Maybe the best way to do it is to take it into stages.  Move aolserver to a front end box and still use the solaris box for Oracle.  Test the load, tune it.  Add RAM, raid maybe but maybe not since this will be front end boxes maybe just huge amount of RAM and get everything in the case.  After moving the aolserver then the Oracle maybe then moved to another boxed tune for RDBS, RAID 1, 1+0, etc.  Test everthing up... after a while upgrade Oracle.  Why upgrade Oracle?  Is there a benefit?

Since the images are on the file system maybe another web server may serve this up.  Not sure though it will depend on photo.net's way of serving its images.  But have a look at www.mathopd.org, its one of fastest http servers, secure and very low in resources. Maybe adding squid or somekind of a reverse proxy.  Dont know if this will actually have benefits I haven't really done this.  It must have.... hehehe.

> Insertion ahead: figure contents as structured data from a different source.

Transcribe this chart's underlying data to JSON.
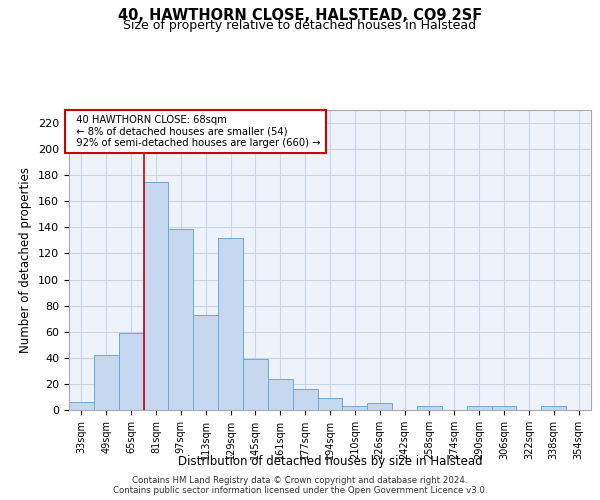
{
  "title": "40, HAWTHORN CLOSE, HALSTEAD, CO9 2SF",
  "subtitle": "Size of property relative to detached houses in Halstead",
  "xlabel": "Distribution of detached houses by size in Halstead",
  "ylabel": "Number of detached properties",
  "bin_labels": [
    "33sqm",
    "49sqm",
    "65sqm",
    "81sqm",
    "97sqm",
    "113sqm",
    "129sqm",
    "145sqm",
    "161sqm",
    "177sqm",
    "194sqm",
    "210sqm",
    "226sqm",
    "242sqm",
    "258sqm",
    "274sqm",
    "290sqm",
    "306sqm",
    "322sqm",
    "338sqm",
    "354sqm"
  ],
  "bar_heights": [
    6,
    42,
    59,
    175,
    139,
    73,
    132,
    39,
    24,
    16,
    9,
    3,
    5,
    0,
    3,
    0,
    3,
    3,
    0,
    3,
    0
  ],
  "bar_color": "#c5d8f0",
  "bar_edge_color": "#6aaad4",
  "red_line_x": 2.5,
  "annotation_text_line1": "40 HAWTHORN CLOSE: 68sqm",
  "annotation_text_line2": "← 8% of detached houses are smaller (54)",
  "annotation_text_line3": "92% of semi-detached houses are larger (660) →",
  "annotation_box_color": "#ffffff",
  "annotation_box_edge": "#cc0000",
  "red_line_color": "#cc0000",
  "grid_color": "#c8d4e8",
  "background_color": "#eef2fb",
  "ylim_max": 230,
  "yticks": [
    0,
    20,
    40,
    60,
    80,
    100,
    120,
    140,
    160,
    180,
    200,
    220
  ],
  "footer_line1": "Contains HM Land Registry data © Crown copyright and database right 2024.",
  "footer_line2": "Contains public sector information licensed under the Open Government Licence v3.0."
}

Use Intel based servers based on ServerWorks chipset.  Although I am not sure if LE based chipsets has this dual SDRAM channels.  I am sure HE offers this, so its basically 2x the bandwidth than other Intel chipsets.  Stay away for BX and GX they are getting old.  For AMD based I think the Altus server mentioned earlier is good.  I believe that the design was from VA Linux then made its way to PenguinC.  There is an extensive review of it on www.anandtech.com.  Anand uses a similar server for this Cold Fusion driven site.  Also the FSB of AMD is better than Intel, I think its called EV6 that came from DEC Alpha.  From what I remember Intel FSB is shared amoung all the processors, so adding more processors will reduce the bandwidth on each processor.  AMD does not suffer from this problem as each processor has its own dedicated bus to the chipset.

Has anybody tried out XFS?  I have been using it on my machine, its ok but not sure though I have not benchmarked it.  I dont know if am fortunate or not.  They say that Reiser if good for small files and XFS is good for big files.  Anybody have numbers on Oracle + Linux + XFS? and Pg + Linux + XFS?